Виргиний вошел в альтану. Руф грозно поднял кулак, закричав:
– На колени, непокорный! Проси себе уже не прощенья, потому что я тебя никогда не прощу, а пощады, помилования. Я старший в роду; я имею право убить тебя, казнить, как хочу; ты это забыл?!
Осмотревшись, Виргиний увидел себя не вдвоем с грозным дедом: мрачный Клуилий и угрюмый фламин Марса были также там.
Юноша не склонился; не обнял колен деда, как поступал в такие моменты вспыльчивости старика прежде, а напротив, в отчаянии от потери всякой надежды на счастье, отшатнулся от него прочь; гнев и печаль пересилили у него самый страх смерти.
– Где Амальтея?! – закричал он диким, безумным голосом. – Где Амальтея?! Где мой сын?! Так нельзя, дед... видят боги, что твоя воля для меня священна, твоя честь мне дорога, как моя собственная, но за что же ты терзаешь меня? Неужели за мой отказ совершить противозаконное дело, выполненное вместо меня Бибакулом?
– Моя угроза исполнена, – отозвался фламин сухим, равнодушным тоном.
– О, дед! Ты не поймешь, не можешь понять, как это измучило меня, как расшатало мое мужество, подорвало сознание собственного достоинства. Я сам себе гадок; мне невольно думается, что я в самом деле не человек, а червяк, каким ты меня себе представляешь. Я упал духом; мне стыдно жить на свете, точно не только люди, но и самые бездушные предметы – стены и деревья – смеются надо мной. Ты погубил моего друга Арпина; я это снес, стерпел, скрепя сердцем, но разлюбить и забыть Амальтею я не в силах. Отдай мне мое счастие! Отдай хоть в награду за то, что я, рискуя своею жизнью, спас тебя от ярости народа в день воцарения Тарквиния.
ГЛАВА XXXVII
Где Амальтея?
Руф стоял перед внуком спокойно и важно, как холодная статуя, и молчал, давая ему высказаться, втайне радуясь, какой хорошей закалке он подверг этого любимого им юношу.
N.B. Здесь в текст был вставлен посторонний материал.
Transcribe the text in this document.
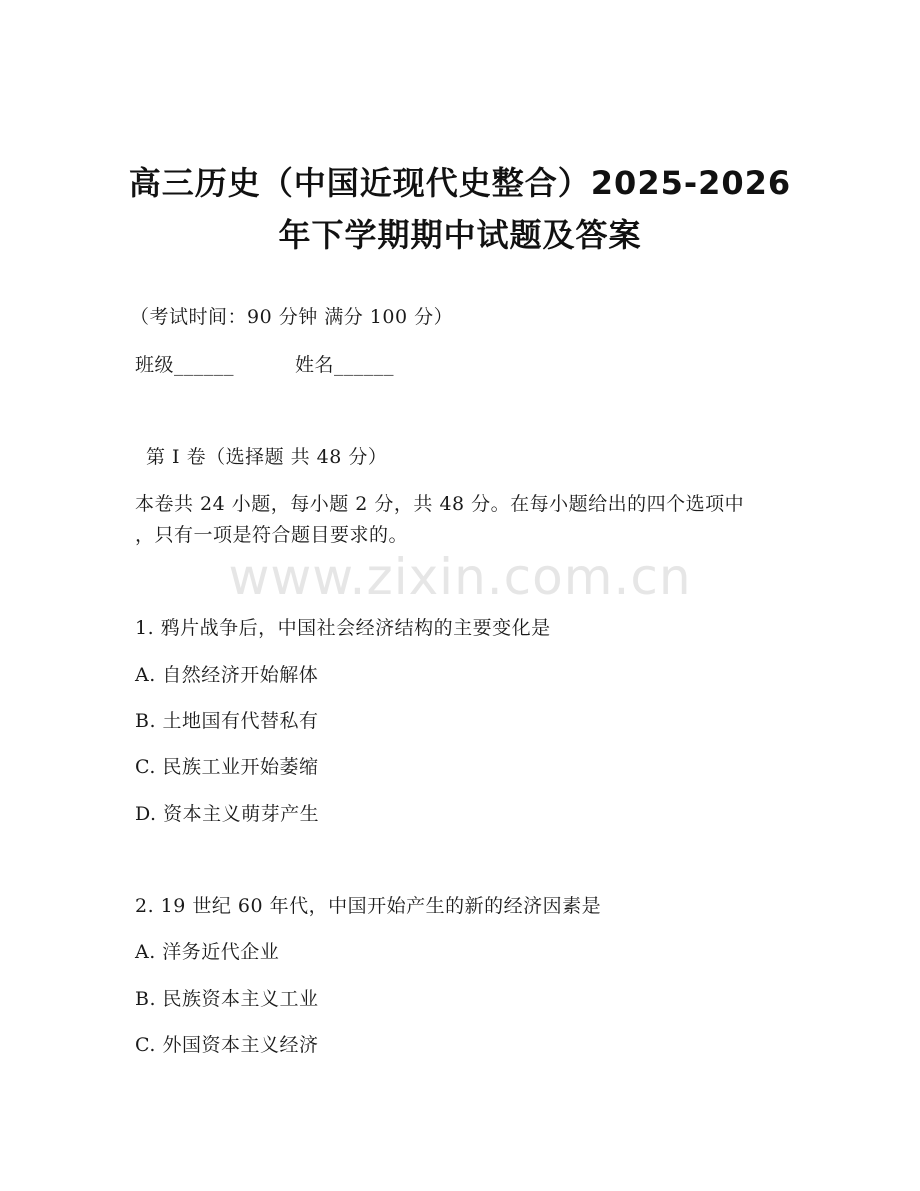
www.zixin.com.cn
高三历史（中国近现代史整合）2025-2026
年下学期期中试题及答案
（考试时间：90 分钟 满分 100 分）
班级______	姓名______
第 I 卷（选择题 共 48 分）
本卷共 24 小题，每小题 2 分，共 48 分。在每小题给出的四个选项中
，只有一项是符合题目要求的。
1. 鸦片战争后，中国社会经济结构的主要变化是
A. 自然经济开始解体
B. 土地国有代替私有
C. 民族工业开始萎缩
D. 资本主义萌芽产生
2. 19 世纪 60 年代，中国开始产生的新的经济因素是
A. 洋务近代企业
B. 民族资本主义工业
C. 外国资本主义经济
– Ты спас мне жизнь, – отозвался он с легкой усмешкой сквозь мрачный тон своей постоянной угрюмости, – какая же в этом заслуга и за что мне благодарить, награждать тебя? Ты был обязан это сделать; ты только честно исполнил твой долг. Если бы чернь разорвала меня, ты был бы отдан под суд, как допустивший это, при свидетелях из благородных особ, и был бы брошен с Тарпеи, как изменник старшему, главе твоей семьи.
– Где Амальтея, где? – взывал несчастный юноша, не слушая речей фламина, – я только с нею узнал настоящую, честную любовь, настоящее счастие. Ты сам, дед, указал мне ее, сам дозволил любить...
– Дозволил забавляться, – перебил Руф с улыбкой, – погорюешь и забудешь. Я отдал ее замуж.
– Замуж?!
– Я подарил Амальтею разбойнику Авлу за погубление Арпина и все другие услуги.
– Эту женщину я всегда считал моею женой; я ей поклялся быть верным или умереть, как и она поклялась мне.
– Я это сделал за твое ослушание, – за то, что ты отказался заманить Турна в ловушку для казни, и нам пришлось передать это поручение Бибакулу.
– Я отказался потому, что это повеление Тарквиния были слишком тиранически бесчестно.
– Обними меня, милый внук! Помиримся! – перебил Руф уже с любезною улыбкой. – Я вижу, что успел закалить твой дух в правилах, какие именно мне хотелось внушить тебе. Ничто так не укрепляет энергию, как перенесение бедствий. Я лишил тебя счастия первой любви, чтобы дать в тебе Риму героя.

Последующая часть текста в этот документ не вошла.